In the end, and contrary to how it might seem, I’m all about respect. I really am, but I’m also all about being real and being able to see the irony and the absurdity where it exists and ultimately, that means being able to laugh at ourselves while keeping knee jerk reactions and spontaneous hate down to a bare minimum. My screed is disagree, but don’t disembowel, for God’s sake.
Perhaps it’s safe to say that when it comes to discrimmination, we have to be more discrimminating. Separate the good from the bad and there are bad people in the world. Many happen to be Black, Muslim extremists, Hispanic, Al Jarreau fans, White, Hindu, Jewish, Irish Catholic and yes, even Inuit. If you were raped, beaten and left for dead by a crazed Black man, you will have in issue with Black men. By the same token, a young black woman in Birmingham, Alabama circa 1949 who witnessed white men in white robes and pointy masks, break down her front door only to watch her father being dragged out into the night, then was forced to watch as family members cut the noose loose from around his neck in the same tree she played under, will have very defined issues with white men from that point on. Understandably so. Damaged psyches don’t stop to rationalize fear in a fight or flight scenarios. It doesn’t work that way. And the people in the periphery of these hate crimes? These things affect them, too. Fear is rarely ever logical.

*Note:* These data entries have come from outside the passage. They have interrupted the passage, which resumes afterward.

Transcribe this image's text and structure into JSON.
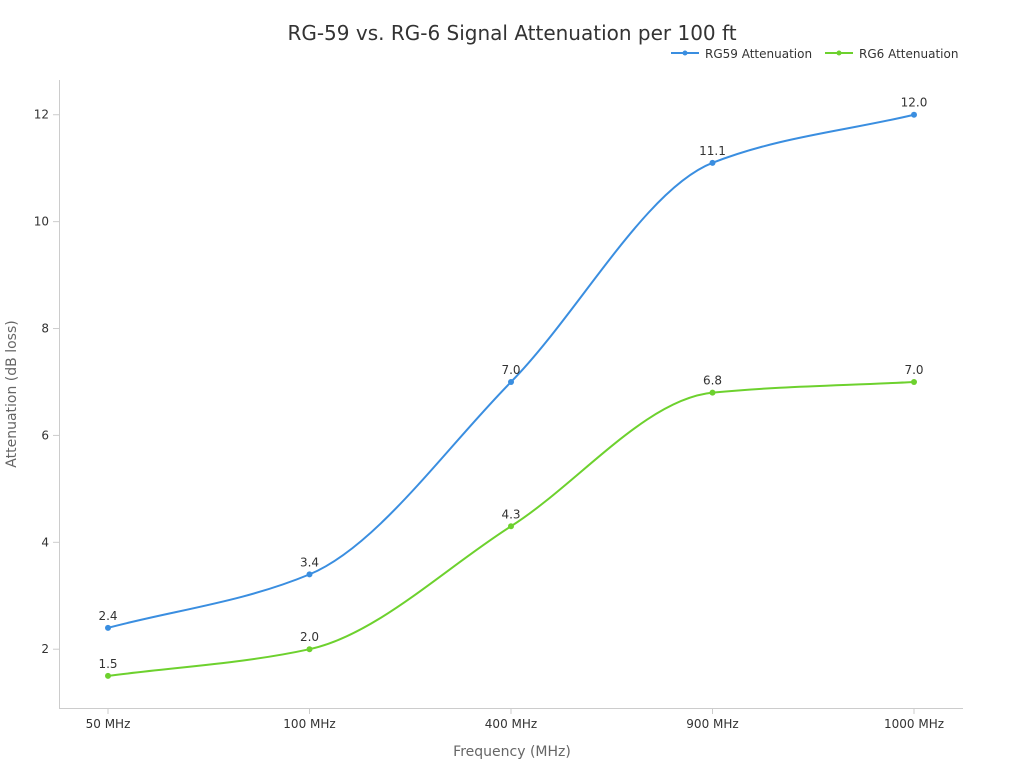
{
  "chart_data": {
    "type": "line",
    "title": "RG-59 vs. RG-6 Signal Attenuation per 100 ft",
    "xlabel": "Frequency (MHz)",
    "ylabel": "Attenuation (dB loss)",
    "categories": [
      "50 MHz",
      "100 MHz",
      "400 MHz",
      "900 MHz",
      "1000 MHz"
    ],
    "ylim": [
      0.9,
      12.65
    ],
    "yticks": [
      2,
      4,
      6,
      8,
      10,
      12
    ],
    "grid": false,
    "legend_position": "top-right",
    "smooth": true,
    "series": [
      {
        "name": "RG59 Attenuation",
        "color": "#3a8ee0",
        "values": [
          2.4,
          3.4,
          7.0,
          11.1,
          12.0
        ],
        "labels": [
          "2.4",
          "3.4",
          "7.0",
          "11.1",
          "12.0"
        ]
      },
      {
        "name": "RG6 Attenuation",
        "color": "#6dd12e",
        "values": [
          1.5,
          2.0,
          4.3,
          6.8,
          7.0
        ],
        "labels": [
          "1.5",
          "2.0",
          "4.3",
          "6.8",
          "7.0"
        ]
      }
    ]
  }
}
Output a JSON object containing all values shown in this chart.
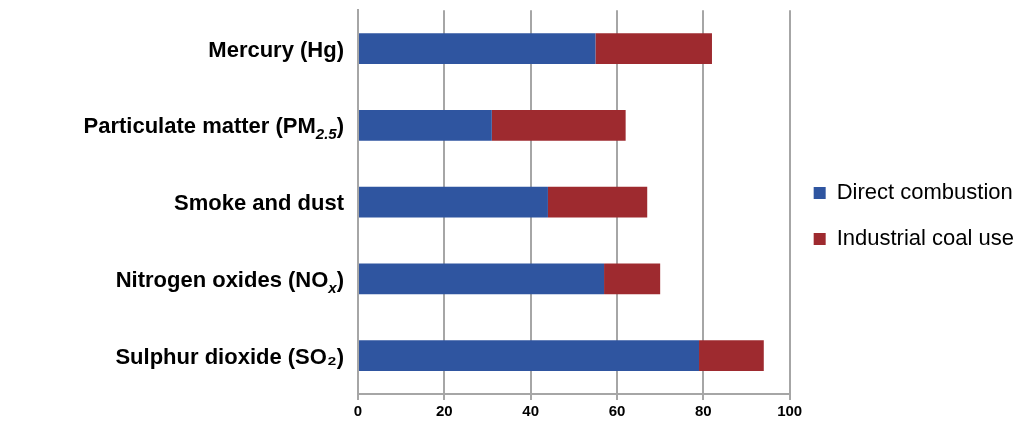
{
  "chart_data": {
    "type": "bar",
    "orientation": "horizontal",
    "stacked": true,
    "categories": [
      "Mercury (Hg)",
      "Particulate matter (PM$_{2.5}$)",
      "Smoke and dust",
      "Nitrogen oxides (NO$_{x}$)",
      "Sulphur dioxide (SO₂)"
    ],
    "series": [
      {
        "name": "Direct combustion",
        "color": "#2f55a0",
        "values": [
          55,
          31,
          44,
          57,
          79
        ]
      },
      {
        "name": "Industrial coal use",
        "color": "#9e2a2f",
        "values": [
          27,
          31,
          23,
          13,
          15
        ]
      }
    ],
    "xlim": [
      0,
      100
    ],
    "xticks": [
      0,
      20,
      40,
      60,
      80,
      100
    ],
    "grid": "x",
    "legend": "right"
  }
}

And as for lumping all facets of Islam under one umbrella, well let me pose this to you: the overall appearance of terrorism has changed. It’s damned near impossible to separate fundamentalists and extremists from the peace-loving, West tolerant, everyday looking members of Islam. In the case of our enemy, this is intentional. To carry out the 9/11 attacks, it was imperative that the radicals blend in with American society; to live among us without standing out. They looked like they belonged here; students heading back to school; businessmen on a trip. We had no way of knowing. It’s not like they wore name tags.
On the morning of September 11, 2001, they looked as their masters told them to look: just like everybody else.
And had anyone suspected anything, would anyone have done anything? Or was the risk of offending a member of an ethnic group too great?
It’s one thing to be educated, tactful and polite; it’s quite another to be forced to self-censor and say things that are blatant falsehoods in order to pacify the silly, arbitrary aphorisms of a deceptively fanatical agenda, be it far right or far left.
In the new millenium, it’s simply not worth the risk.